Dec 4, 2025 6:07 PM in response to permoeng

Before you do anything, I highly recommend you first create a bootable macOS 11.x Big Sur USB installer so you have options in case you have issues installing macOS with Internet Recovery Mode.


Also, it appears are you booted into the macOS installer for the version of macOS which originally shipped with that Mac. See if you can boot into the online macOS Big Sur installer instead using Command + Option + R. Unfortunately some Macs may only boot to the older online installer regardless of the keys used for booting (I'm assuming you upgraded to macOS 10.13+ at some point).


Try using Disk Utility to perform a simple erase on each physical internal drive which will break the current Fusion Drive setup.

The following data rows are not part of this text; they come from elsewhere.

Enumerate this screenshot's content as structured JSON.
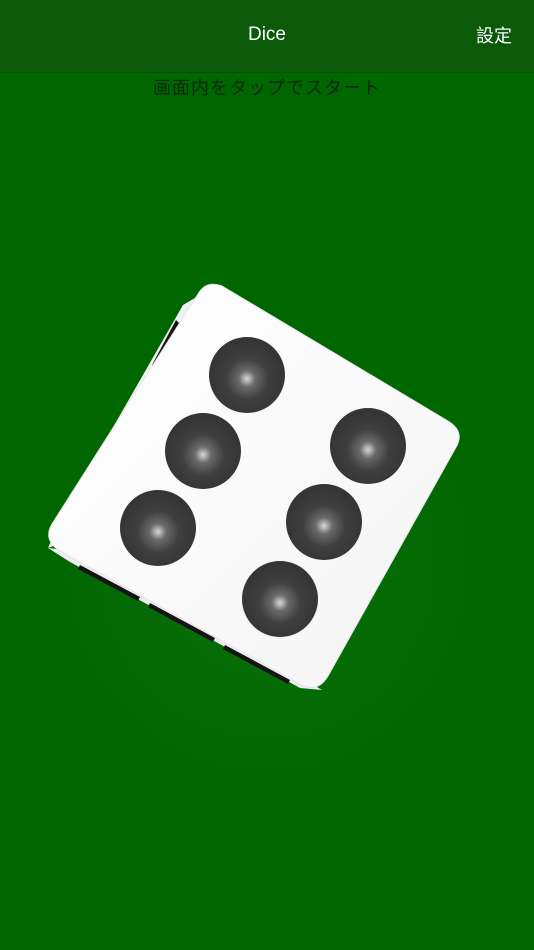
{
  "app": {
    "title": "Dice",
    "settings_label": "設定",
    "hint": "画面内をタップでスタート"
  },
  "colors": {
    "felt": "#006600",
    "navbar": "#0a5a0a",
    "die_face": "#ffffff",
    "pip": "#3a3a3a"
  },
  "die": {
    "face_value": 6,
    "pip_icon": "die-pip"
  }
}
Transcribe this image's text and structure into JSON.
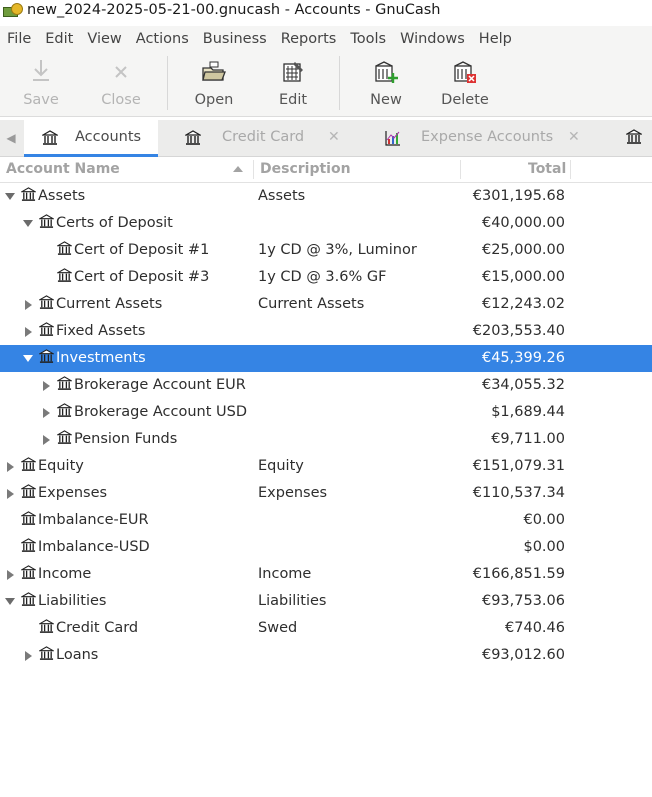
{
  "window": {
    "title": "new_2024-2025-05-21-00.gnucash - Accounts - GnuCash"
  },
  "menubar": {
    "items": [
      "File",
      "Edit",
      "View",
      "Actions",
      "Business",
      "Reports",
      "Tools",
      "Windows",
      "Help"
    ]
  },
  "toolbar": {
    "save_label": "Save",
    "close_label": "Close",
    "open_label": "Open",
    "edit_label": "Edit",
    "new_label": "New",
    "delete_label": "Delete"
  },
  "tabs": [
    {
      "label": "Accounts",
      "active": true
    },
    {
      "label": "Credit Card",
      "active": false
    },
    {
      "label": "Expense Accounts",
      "active": false
    }
  ],
  "columns": {
    "name": "Account Name",
    "description": "Description",
    "total": "Total"
  },
  "accounts": [
    {
      "name": "Assets",
      "description": "Assets",
      "total": "€301,195.68"
    },
    {
      "name": "Certs of Deposit",
      "description": "",
      "total": "€40,000.00"
    },
    {
      "name": "Cert of Deposit #1",
      "description": "1y CD @ 3%, Luminor",
      "total": "€25,000.00"
    },
    {
      "name": "Cert of Deposit #3",
      "description": "1y CD @ 3.6% GF",
      "total": "€15,000.00"
    },
    {
      "name": "Current Assets",
      "description": "Current Assets",
      "total": "€12,243.02"
    },
    {
      "name": "Fixed Assets",
      "description": "",
      "total": "€203,553.40"
    },
    {
      "name": "Investments",
      "description": "",
      "total": "€45,399.26"
    },
    {
      "name": "Brokerage Account EUR",
      "description": "",
      "total": "€34,055.32"
    },
    {
      "name": "Brokerage Account USD",
      "description": "",
      "total": "$1,689.44"
    },
    {
      "name": "Pension Funds",
      "description": "",
      "total": "€9,711.00"
    },
    {
      "name": "Equity",
      "description": "Equity",
      "total": "€151,079.31"
    },
    {
      "name": "Expenses",
      "description": "Expenses",
      "total": "€110,537.34"
    },
    {
      "name": "Imbalance-EUR",
      "description": "",
      "total": "€0.00"
    },
    {
      "name": "Imbalance-USD",
      "description": "",
      "total": "$0.00"
    },
    {
      "name": "Income",
      "description": "Income",
      "total": "€166,851.59"
    },
    {
      "name": "Liabilities",
      "description": "Liabilities",
      "total": "€93,753.06"
    },
    {
      "name": "Credit Card",
      "description": "Swed",
      "total": "€740.46"
    },
    {
      "name": "Loans",
      "description": "",
      "total": "€93,012.60"
    }
  ],
  "colors": {
    "selection": "#3584e4",
    "toolbar_bg": "#f5f5f4"
  }
}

If you still get the "unable to unmount" error, then try using Disk Utility to unmount the Fusion Drive itself (disk2 & disk3 in your pictures). If you need to use the command line to unmount the Fusion Drive, then use the following command:

diskutil  unmountDisk  disk2


Afterwards, you should be able to use Disk Utility to perform a simple erase of each physical drive which should then allow you to create a new Fusion Drive setup.


Actually, you should either first enable Filevault on your system and wait for it to finish encrypting before you attempt to erase it so that no one will be able access your personal files even with data recovery software once you perform a simple erase after Filevault is fully enabled.


Or, instead of a simple erase of the internal Hard Drive, you select the "secure erase" option in order to write zeroes to the whole physical drive overwriting everything on it. A simple erase of the SSD is fine due to how SSDs work.


It will take hours to fully encrypt the drive with Filevault or to write zeroes to the whole Hard Drive. The amount of time depends on the speed & health of the Hard Drive.